Sony Creative software introduced Vegas Pro 9 and DVD Architect 5 at NAB this year. Major new improvements include enhanced AVCHD and XDCAM support, native RED and 4k support and still image sequence support DPX and OpenEXR. Vegas Pro 9 also offers the option of working in full 64-bit mode, which allows users to take advantage of multi-core workstations and 64-bit operating systems. Vegas Pro 9 also allows you to burn a Blu-ray Disc straight from your timeline!
Media 100 is a long time professional staple that has had a slowly fading market share, but is long from gone. The Producer 13 Suite adds a lot of Final Cut Pro friendly features like Panasonic P2 support, support for all Quicktime codecs including DVCPRO and Apple ProRes 422 and FireWire I/O. Media 100 now also interacts well with Final Cut Pro with the ability to use media captured by Final Cut Pro, as well as the ability to share projects between the two systems. You can also send Media 100 projects to Apple's Color. Media 100 is worth a second look.

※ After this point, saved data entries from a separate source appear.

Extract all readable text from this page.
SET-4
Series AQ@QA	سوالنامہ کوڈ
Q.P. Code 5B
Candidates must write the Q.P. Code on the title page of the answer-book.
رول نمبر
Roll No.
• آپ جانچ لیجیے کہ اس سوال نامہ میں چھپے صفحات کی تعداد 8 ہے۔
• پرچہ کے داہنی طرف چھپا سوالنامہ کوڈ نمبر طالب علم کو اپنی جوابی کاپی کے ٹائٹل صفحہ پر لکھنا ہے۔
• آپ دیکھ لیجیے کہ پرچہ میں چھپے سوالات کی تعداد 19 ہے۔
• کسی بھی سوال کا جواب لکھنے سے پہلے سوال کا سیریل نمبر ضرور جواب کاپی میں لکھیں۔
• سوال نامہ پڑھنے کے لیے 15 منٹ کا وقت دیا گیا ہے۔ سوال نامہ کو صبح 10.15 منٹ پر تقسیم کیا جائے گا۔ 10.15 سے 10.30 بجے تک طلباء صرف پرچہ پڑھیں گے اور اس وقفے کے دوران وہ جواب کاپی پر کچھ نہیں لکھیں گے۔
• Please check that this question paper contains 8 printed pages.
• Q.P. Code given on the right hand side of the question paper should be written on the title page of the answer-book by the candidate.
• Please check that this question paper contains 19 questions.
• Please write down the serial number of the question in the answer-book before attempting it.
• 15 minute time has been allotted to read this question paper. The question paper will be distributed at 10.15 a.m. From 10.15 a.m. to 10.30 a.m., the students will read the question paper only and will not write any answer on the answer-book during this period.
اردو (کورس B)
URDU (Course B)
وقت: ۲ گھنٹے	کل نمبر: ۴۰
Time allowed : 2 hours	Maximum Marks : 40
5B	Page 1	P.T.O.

With rapidly changing technology and software price reductions, incredibly powerful editing tools are available to anyone even on a modest budget, closing the gap between consumer and professional tools even further. Most applications come with additional software for making DVDs, music, graphics or uploading to the web, making complete media workflows available to everyone. Not happy with your current editor? Dive into something new or refine your skills on the latest and greatest versions. Do your research and you'll find something that suits your needs, skill level and budget.
Nathan Beaman is an Apple Certified Final Cut and Motion Graphics Trainer.